Берясь за закуску — сельдь со сметаной, — Мерль сказал (одним из главных удовольствий в его жизни было говорить с полным ртом):
— У Лайтолера, говорили эти дамы, строгий принцип: в случае крушения спасать сначала женщин и детей.
— Это кажется логичным.
— Какая логика? Это логика не экономическая, так как за билеты платили мужчины.
— Галантность.
— Галантность не имеет абсолютной ценности. В Библии ничего не сказано о галантности. В Коране тоже. Не говоря уже о «Капитале» Маркса. Одна из дам добавила, что если пассажирка «Титаника» хочет избавиться от своего мужа, она должна: а) подстроить кораблекрушение и б) быть со своим мужем на стороне палубы под командованием Лайтолера. Потом они смеялись. Там были мадам Андрезен, мадам Корк и мадам де Морнэ. Датчанка двадцати пяти, американка двадцати девяти и француженка двадцати четырех лет. В бортовых книгах я посмотрел возраст их мужей, господ Андрезена, Корка и Морнэ: шестьдесят семь, семьдесят пять и семьдесят два года. Не правда ли, подозрительно? Жак, один совет: при аварии идите на правый борт, потому что Лайтолер будет на левом.
Глава 5
Поэтическая встреча
В четверг одиннадцатого апреля одна тысяча девятьсот двенадцатого года я впервые заговорил с Эмили Уоррен. Я ее нашел в библиотеке. Присев на край кресла, девушка читала Теккерея (скоро она заменит его Шелли, а затем предпочтет Уитмена). Я любовался ее маленьким белым овальным личиком и большими карими глазами. Ее темно-каштановые волосы были разделены более или менее ровным пробором и собраны на затылке в узел, как у йоркширской учительницы. Мне нравился ее большой лоб, усыпанный юношескими угрями. У нее был маленький прямой нос и сжатый рот. Она была в строгом темном платье, скрывавшем ее тело на три четверти. Полная противоположность Мэдлин Астор, потому-то я и влюбился в нее, и это мне позволило говорить с ней свободно. Я предложил ей моего Марлоу. Она подняла глаза и спросила, нет ли у меня бутылки джина. Она англичанка или ирландка?
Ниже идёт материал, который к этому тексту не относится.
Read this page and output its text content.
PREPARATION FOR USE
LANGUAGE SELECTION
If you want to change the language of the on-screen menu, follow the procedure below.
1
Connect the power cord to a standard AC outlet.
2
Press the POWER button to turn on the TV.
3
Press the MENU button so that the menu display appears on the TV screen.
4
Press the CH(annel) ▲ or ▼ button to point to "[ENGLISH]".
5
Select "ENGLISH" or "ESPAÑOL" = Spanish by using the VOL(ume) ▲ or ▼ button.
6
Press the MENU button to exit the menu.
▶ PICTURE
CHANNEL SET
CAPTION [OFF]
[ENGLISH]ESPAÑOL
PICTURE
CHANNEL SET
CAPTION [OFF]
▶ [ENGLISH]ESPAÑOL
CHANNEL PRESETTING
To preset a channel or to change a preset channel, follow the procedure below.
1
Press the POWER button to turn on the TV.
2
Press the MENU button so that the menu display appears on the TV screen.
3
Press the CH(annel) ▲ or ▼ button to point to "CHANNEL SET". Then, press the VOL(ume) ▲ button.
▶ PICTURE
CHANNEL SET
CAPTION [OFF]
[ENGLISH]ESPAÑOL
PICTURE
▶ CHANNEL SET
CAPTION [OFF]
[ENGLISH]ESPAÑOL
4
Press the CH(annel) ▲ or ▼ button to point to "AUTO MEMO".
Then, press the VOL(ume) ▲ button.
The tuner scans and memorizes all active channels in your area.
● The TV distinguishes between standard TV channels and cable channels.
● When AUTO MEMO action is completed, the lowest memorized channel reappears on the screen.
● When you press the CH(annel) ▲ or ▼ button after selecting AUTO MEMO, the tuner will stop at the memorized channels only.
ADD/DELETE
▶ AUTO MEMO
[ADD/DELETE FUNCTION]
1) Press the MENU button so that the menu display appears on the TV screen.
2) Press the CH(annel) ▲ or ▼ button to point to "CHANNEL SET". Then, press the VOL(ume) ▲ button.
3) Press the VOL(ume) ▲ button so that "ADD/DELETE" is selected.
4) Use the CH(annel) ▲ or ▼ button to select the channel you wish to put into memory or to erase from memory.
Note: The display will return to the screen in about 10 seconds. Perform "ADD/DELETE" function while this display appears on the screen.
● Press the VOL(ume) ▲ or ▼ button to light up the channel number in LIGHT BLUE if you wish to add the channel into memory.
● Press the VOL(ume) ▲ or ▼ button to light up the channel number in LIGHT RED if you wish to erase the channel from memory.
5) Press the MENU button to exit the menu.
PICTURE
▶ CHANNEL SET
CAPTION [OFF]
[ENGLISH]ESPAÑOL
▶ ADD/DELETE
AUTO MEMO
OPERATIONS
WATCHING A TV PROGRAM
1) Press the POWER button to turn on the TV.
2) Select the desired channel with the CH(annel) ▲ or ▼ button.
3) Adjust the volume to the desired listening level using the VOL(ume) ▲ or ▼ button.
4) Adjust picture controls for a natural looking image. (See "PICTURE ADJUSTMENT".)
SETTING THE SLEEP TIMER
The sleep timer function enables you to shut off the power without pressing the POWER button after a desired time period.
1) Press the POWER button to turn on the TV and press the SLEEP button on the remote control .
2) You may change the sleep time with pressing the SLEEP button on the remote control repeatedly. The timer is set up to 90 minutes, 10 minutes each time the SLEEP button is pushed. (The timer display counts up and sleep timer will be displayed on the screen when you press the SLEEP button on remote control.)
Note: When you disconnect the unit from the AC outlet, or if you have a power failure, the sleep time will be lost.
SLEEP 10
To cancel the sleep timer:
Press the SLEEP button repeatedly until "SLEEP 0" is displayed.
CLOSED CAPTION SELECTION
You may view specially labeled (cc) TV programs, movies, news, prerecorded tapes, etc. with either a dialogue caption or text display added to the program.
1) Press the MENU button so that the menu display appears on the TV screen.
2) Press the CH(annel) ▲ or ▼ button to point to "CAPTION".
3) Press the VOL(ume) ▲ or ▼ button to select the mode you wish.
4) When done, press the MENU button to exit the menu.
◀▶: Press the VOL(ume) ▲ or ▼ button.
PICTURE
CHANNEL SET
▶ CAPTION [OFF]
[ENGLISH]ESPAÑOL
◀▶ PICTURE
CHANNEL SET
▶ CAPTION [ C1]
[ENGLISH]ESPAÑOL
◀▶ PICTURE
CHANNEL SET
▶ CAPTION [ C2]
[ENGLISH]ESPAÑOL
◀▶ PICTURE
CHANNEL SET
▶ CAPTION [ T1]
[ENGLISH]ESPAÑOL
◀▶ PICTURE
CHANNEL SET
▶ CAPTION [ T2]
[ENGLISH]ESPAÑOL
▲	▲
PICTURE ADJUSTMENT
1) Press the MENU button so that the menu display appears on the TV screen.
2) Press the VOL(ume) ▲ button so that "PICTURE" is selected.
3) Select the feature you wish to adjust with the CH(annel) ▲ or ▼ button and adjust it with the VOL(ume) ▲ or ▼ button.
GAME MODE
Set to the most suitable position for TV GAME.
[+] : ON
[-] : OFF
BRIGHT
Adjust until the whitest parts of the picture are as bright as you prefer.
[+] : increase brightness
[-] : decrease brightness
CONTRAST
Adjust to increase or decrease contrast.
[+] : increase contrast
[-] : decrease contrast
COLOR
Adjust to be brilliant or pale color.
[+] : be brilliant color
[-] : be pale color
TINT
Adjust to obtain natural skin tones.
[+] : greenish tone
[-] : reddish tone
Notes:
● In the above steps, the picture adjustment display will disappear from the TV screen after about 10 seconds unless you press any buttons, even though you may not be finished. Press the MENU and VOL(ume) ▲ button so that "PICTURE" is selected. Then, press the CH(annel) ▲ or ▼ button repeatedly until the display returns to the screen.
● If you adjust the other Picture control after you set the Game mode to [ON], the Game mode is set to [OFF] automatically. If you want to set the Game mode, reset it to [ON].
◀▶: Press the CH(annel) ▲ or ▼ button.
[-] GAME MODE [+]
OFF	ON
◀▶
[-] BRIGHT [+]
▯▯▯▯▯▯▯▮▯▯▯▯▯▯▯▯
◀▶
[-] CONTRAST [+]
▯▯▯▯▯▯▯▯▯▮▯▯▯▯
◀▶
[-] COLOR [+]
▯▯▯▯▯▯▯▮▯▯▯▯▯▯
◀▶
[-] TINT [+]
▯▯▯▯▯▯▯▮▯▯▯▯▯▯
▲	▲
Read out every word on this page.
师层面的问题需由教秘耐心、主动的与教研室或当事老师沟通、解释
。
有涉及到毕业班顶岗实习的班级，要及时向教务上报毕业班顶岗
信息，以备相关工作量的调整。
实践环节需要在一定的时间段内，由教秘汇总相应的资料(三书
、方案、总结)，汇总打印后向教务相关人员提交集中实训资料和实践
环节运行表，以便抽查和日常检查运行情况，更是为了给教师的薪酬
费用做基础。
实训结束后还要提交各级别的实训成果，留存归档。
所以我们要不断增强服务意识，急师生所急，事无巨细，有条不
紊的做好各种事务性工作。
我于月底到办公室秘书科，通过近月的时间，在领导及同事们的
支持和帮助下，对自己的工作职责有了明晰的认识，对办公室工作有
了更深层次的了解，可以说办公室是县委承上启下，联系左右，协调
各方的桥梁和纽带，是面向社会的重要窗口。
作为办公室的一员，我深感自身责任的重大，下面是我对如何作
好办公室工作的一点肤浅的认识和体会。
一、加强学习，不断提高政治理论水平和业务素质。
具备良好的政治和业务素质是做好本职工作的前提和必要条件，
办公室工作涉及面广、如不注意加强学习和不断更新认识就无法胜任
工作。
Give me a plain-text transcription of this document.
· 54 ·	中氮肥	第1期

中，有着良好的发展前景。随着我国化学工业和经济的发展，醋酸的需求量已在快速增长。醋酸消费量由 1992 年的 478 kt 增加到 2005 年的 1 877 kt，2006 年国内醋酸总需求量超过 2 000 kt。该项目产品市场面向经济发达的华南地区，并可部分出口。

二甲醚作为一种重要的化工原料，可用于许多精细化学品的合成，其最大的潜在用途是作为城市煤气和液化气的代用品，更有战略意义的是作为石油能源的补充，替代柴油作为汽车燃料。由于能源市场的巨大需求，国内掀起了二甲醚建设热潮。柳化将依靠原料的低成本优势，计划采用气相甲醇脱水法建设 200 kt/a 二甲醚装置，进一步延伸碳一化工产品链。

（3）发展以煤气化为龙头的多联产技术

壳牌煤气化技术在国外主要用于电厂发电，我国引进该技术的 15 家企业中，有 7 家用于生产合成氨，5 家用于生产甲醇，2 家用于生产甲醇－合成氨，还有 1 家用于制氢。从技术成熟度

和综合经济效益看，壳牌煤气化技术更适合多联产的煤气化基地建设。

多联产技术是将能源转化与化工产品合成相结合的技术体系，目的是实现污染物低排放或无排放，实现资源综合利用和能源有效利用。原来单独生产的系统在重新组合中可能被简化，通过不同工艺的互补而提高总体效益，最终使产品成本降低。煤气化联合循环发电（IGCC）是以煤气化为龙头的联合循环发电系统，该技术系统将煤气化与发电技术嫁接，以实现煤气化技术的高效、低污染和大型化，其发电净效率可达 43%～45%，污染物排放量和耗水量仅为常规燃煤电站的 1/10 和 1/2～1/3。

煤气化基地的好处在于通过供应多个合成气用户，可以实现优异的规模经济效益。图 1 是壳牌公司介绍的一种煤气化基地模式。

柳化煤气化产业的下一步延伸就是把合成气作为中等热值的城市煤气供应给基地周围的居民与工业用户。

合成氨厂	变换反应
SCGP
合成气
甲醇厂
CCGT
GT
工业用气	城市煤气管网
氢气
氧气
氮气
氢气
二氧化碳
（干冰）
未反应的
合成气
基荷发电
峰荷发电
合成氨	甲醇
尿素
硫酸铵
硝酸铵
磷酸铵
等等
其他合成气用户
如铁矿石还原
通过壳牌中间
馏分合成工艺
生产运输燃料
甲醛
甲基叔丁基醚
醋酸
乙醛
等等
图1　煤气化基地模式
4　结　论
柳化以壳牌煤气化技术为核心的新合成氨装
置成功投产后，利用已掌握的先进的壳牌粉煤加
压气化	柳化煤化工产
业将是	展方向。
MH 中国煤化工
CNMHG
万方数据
— Ирландка, конечно. Иначе я на вас даже не посмотрела бы. А вы?
Я предложил ей угадать. Сначала она подумала, что я — канадец, потом — француз, и, когда я пригласил ее попить чаю в кафе «Веранда», поняла, что я — парижанин.
— Англичанин, — сказала она, — предложил бы мне стакан бордо в Парижском кафе.
Она презирала Париж, города и в целом планету Земля. Одно искусство, по ее мнению, достойно было существовать, да и в этом она не была полностью уверена. Что она будет делать в Нью-Йорке? Писать, как и везде. Ведь она — поэт. Поэтесса. По ее словам, лучшая ирландская поэтесса своего поколения. Это по меньшей мере то, что говорили большие критики о поэзии Дублина после появления ее двух первых сборников: «Gipsies» и «Too much melancholy». [4]
— Это — грязные, оборванные пьяницы, которые шатаются из кабака в кабак, надеясь, что кто-нибудь из случайных знакомых угостит их стаканчиком. Я ненавижу эти два сборника. Тот, который я сейчас пишу, их уничтожит, убьет!
Она спросила меня, не нахожу ли я, что она слишком много говорит, и я ответил:
— Нет, мало.
— Спасибо. Я уже очень давно не слышала комплиментов. Почему не говорят ничего любезного поэтам, а вот перед какой-нибудь певичкой из оперетки чуть ли не на четвереньках бегают?
— Я не знаю.
— Вы сами пишете?
— Нет, я читаю.
— Что?
— Всё.
— Это не профессия.
— Я только что провалил экзамен на звание агреже по английскому языку.
— Это тоже не профессия.
— Я думаю стать преподавателем.
— Вы бы не предпочли стать моим мужем? Вы занялись бы моим домом, моей жизнью, моими выходными днями, моими отпусками. Вы бы говорили с моими издателями, готовили мои поездки. Вы бы ходили бить морды моим недоброжелателям. Готовили бы французские блюда. Ах, лавандовое мыльце в моей туалетной сумочке — вот внимание, на которое вы, я чувствую, способны и которое тронет мое сердце. Мы поженимся в Ирландии, конечно, так, чтобы вы не смогли развестись. Так я сделаю вашу жизнь невозможной, и все-таки вы будете обязаны остаться со мной.